Self-interest has an economic aspect as well. There are plenty of academic studies to prove it, but even an amateur can understand that lack of primary care, especially for chronic illnesses, is going to increase health care costs down the line. Providing inexpensive drugs and regular checkups for diabetes and hypertension lowers health care costs for heart attack, stroke, kidney disease and other complications that inevitably occur if these manageable diseases are left untreated. Society (not just government) will pay the long-term costs through charity care, welfare or higher insurance premiums. It is the same principle that sends us to the mechanic for regular oil changes before the engine blows up.

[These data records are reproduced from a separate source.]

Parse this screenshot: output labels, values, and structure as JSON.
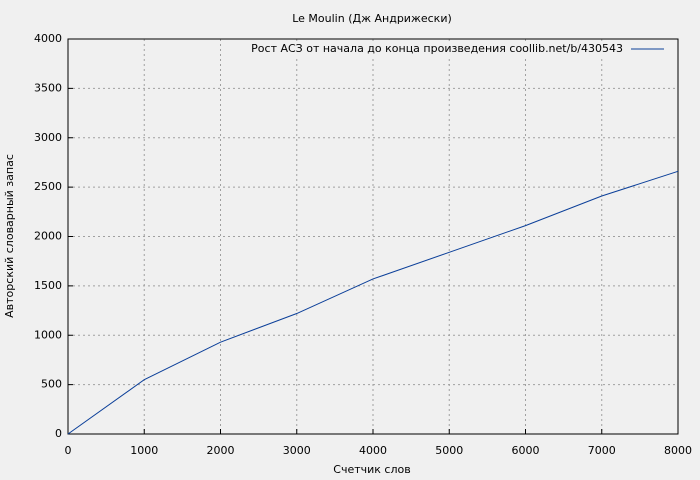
{
  "chart_data": {
    "type": "line",
    "title": "Le Moulin (Дж Андрижески)",
    "x_label": "Счетчик слов",
    "y_label": "Авторский словарный запас",
    "x": [
      0,
      1000,
      2000,
      3000,
      4000,
      5000,
      6000,
      7000,
      8000
    ],
    "series": [
      {
        "name": "Рост АСЗ от начала до конца произведения coollib.net/b/430543",
        "color": "#0b3f99",
        "values": [
          0,
          550,
          930,
          1220,
          1570,
          1840,
          2110,
          2410,
          2660
        ]
      }
    ],
    "xlim": [
      0,
      8000
    ],
    "xticks": [
      0,
      1000,
      2000,
      3000,
      4000,
      5000,
      6000,
      7000,
      8000
    ],
    "ylim": [
      0,
      4000
    ],
    "yticks": [
      0,
      500,
      1000,
      1500,
      2000,
      2500,
      3000,
      3500,
      4000
    ],
    "grid": true,
    "legend": "top-right"
  }
}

The insurance mandate was a feature of the Affordable Care Act that required everyone to buy a certain level of insurance coverage. It was the obligation that corresponds to the right to health care. Yet opponents of the mandate, like Senate Majority Leader Mitch McConnell (R-KY) see it as incompatible with self-interest because it infringes on individual liberty. He says citizens should not be forced to buy something that they "don't want, don't need and can't afford." Citizens should be free to buy any kind of insurance, or no insurance at all.

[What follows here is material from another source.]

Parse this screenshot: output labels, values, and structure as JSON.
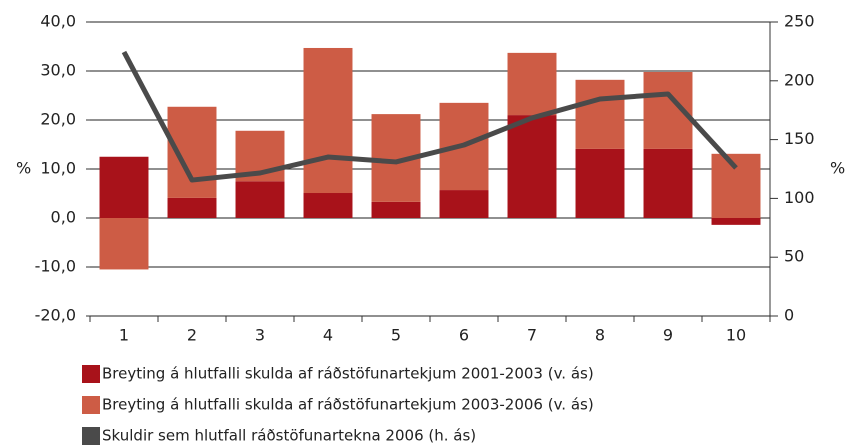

This is appealing to many Americans who like to think of freedom negatively, as the absence of obligation. We regard anything that involves a mandate with suspicion. Yet there are many things that are essential to our lives which would be impossible without broad public support. Requiring me to buy a certain minimum level of insurance is not like making me buy a lawnmower or a certain model car. Health care is a not a commodity. It's a public service that, like the fire department or the police department involves complex logistics, expertise and sophisticated training. Maintaining them requires a stream of revenue and broad participation by citizens. One of Dr. Gawande's friends, Mark, came to this realization after he had a serious heart attack. He said he thanked his whole medical team not just for taking care of him, but for "when I was smoking drinking and eating chicken wings. They were all here working and studying and I appreciated it." They were getting ready for Mark, Gawande said, "regardless of who he would turn out to be — rich or poor, spendthrift or provident, wise or foolish."

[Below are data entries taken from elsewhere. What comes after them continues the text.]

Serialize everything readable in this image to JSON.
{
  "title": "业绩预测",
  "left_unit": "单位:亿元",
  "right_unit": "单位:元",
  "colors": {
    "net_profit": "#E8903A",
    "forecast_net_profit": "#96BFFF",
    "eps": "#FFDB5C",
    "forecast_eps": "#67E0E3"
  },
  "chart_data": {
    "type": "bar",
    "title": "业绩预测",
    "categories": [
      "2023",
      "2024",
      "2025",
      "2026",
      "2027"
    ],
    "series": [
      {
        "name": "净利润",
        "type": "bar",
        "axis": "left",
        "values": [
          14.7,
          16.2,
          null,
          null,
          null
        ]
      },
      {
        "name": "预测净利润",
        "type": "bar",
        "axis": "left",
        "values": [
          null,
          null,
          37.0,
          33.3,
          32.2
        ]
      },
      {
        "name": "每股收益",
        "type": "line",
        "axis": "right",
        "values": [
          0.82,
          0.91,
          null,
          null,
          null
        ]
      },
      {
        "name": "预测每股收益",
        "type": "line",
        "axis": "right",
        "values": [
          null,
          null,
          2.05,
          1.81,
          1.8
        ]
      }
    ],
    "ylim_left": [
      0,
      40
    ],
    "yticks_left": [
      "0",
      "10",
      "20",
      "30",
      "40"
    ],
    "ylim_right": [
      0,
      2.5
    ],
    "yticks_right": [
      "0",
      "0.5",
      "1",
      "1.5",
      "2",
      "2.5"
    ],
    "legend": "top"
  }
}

It is certainly possible to argue that we don't want health care to be a government handout or even that we don't want the government to control health care. But you can't make that argument and also say that citizens have no responsibility for their own health care or to contribute to a health care system they will eventually need.

No one wants to live in a world without compassion, but a world without justice is even worse. Let's work toward justice first, even if the first step is enlightened self-interest. Let's also work harder to put the Gospel mandate for justice and the common good into language that is clear and persuasive.

C.B.


1 Julie Rovner, "Why do People Hate Obamacare, Anyway?" Kaiser Health News (December 13, 2017). Nate Silver's website FiveThirtyEight did an overview polling on the same questions in 2014 and 2015 and came to similar conclusions. They said the top five reasons were a) personal costs/unaffordable; b) infringes on rights/unconstitutional; c) not proper role of government; d) constrains choice and e) is unfair. See Dan Hopkins, "What Americans Don't Like About Obamacare," FiveThirtyEight (June 27, 2017).
2 HarperCollins, 2017. Pope's review is found in Commonweal (June 16, 2017) 33-34m "I Don't Feel Your Pain."
3 See Andrew Latham and John Bowlin, "Is the Common Good Obsolete?" Commonweal (November 17, 2016). Latham maintains that the lack of a common idea of human fulfillment has made the common good an impossible goal.
4 "Is Health Care a Right?" The New Yorker (October 2, 2017): 48-55.